I have just completed my first really challenging (for me) UNIX shell script and I'm quite proud of myself. I run the Mac section of a very cross-platform lab at an art school in New York. We have all the Macs using network home accounts authenticating on a Mac OS X Server and mounting on an NFS mount point run from a Linux box (it's a long story). Sometimes, it's really convenient for me to have a standard flat BSD passwd file to give to the UNIX SysAdmin so we can sync up the user data between Mac and UNIX. The flat file is also very handy to have around if anything goes wrong with your user database. It can be used to very easily rebuild that database in the event of a catasrophe. Or if you just want to rebuild your server for fun without re-entering all the users and their passwords by hand.
Back in the NetInfo days this was no problem -- use nidump to generate just such a file directly from the NetInfo DB. As of Panther, however, Mac OS X Server uses LDAP exclusively for network home accounts. But I still need that flat file. Apple provides a command-line command called dscl, which will output certain data from the LDAP database, but it will not simply create a flat file like nidump would. So, I've written a script that uses dscl, foreach and (of all things) awk to create a passwd file from the LDAP database. I realize it's very sloppy (I'm sorry, but awk is INSANE) but hey, it works. And like I said I'm proud. Maybe someone else can use it. Or perhaps it's possible that I'm the only person in the world who needs to do this.

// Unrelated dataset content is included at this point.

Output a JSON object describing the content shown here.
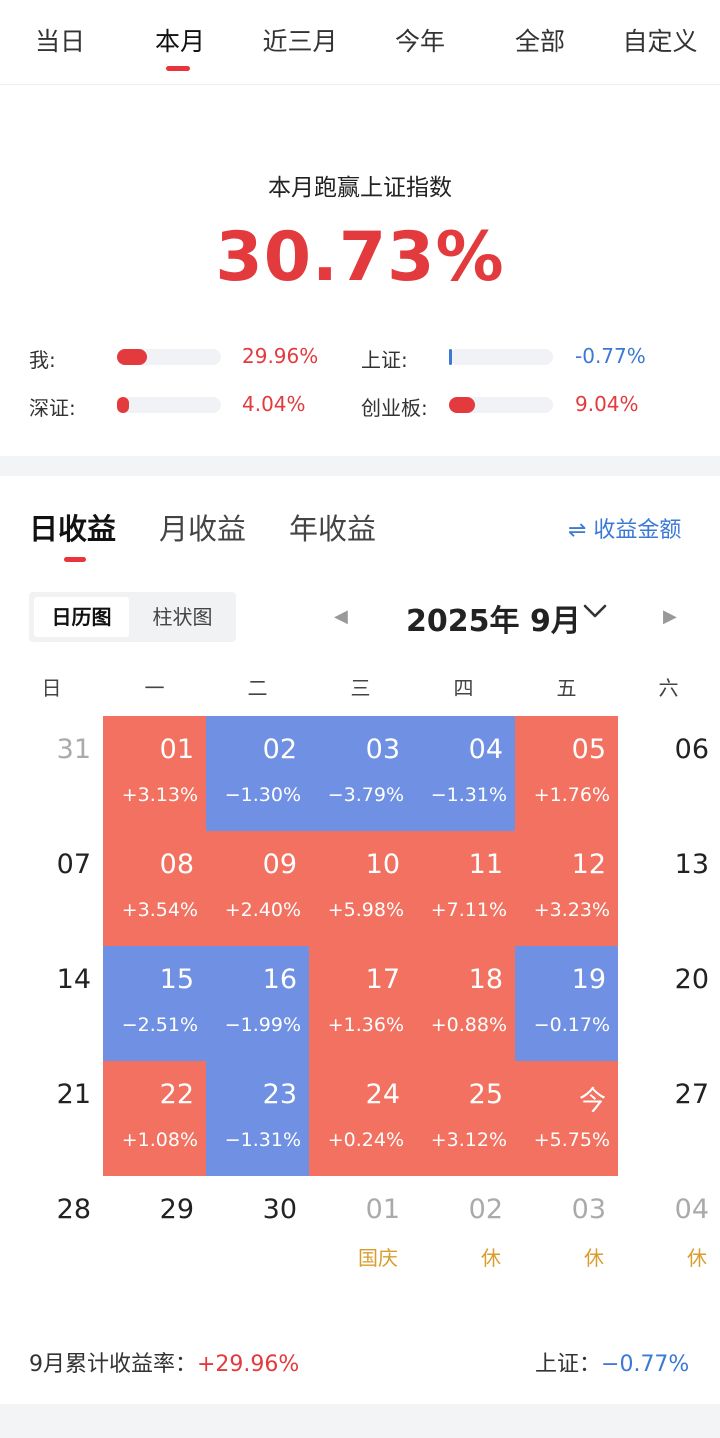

To use the script, view the source, then copy and paste all of it into a plain text file. Save it somewhere handy. Make it executable (chmod 755 /Path/To/File). Then just drag it into a Terminal window, hit return and type your password. If you have a large LDAP database, it will take a few minutes ... but when it's done, there will be a file on your Desktop called UserList-FINAL.txt. That's your passwd file!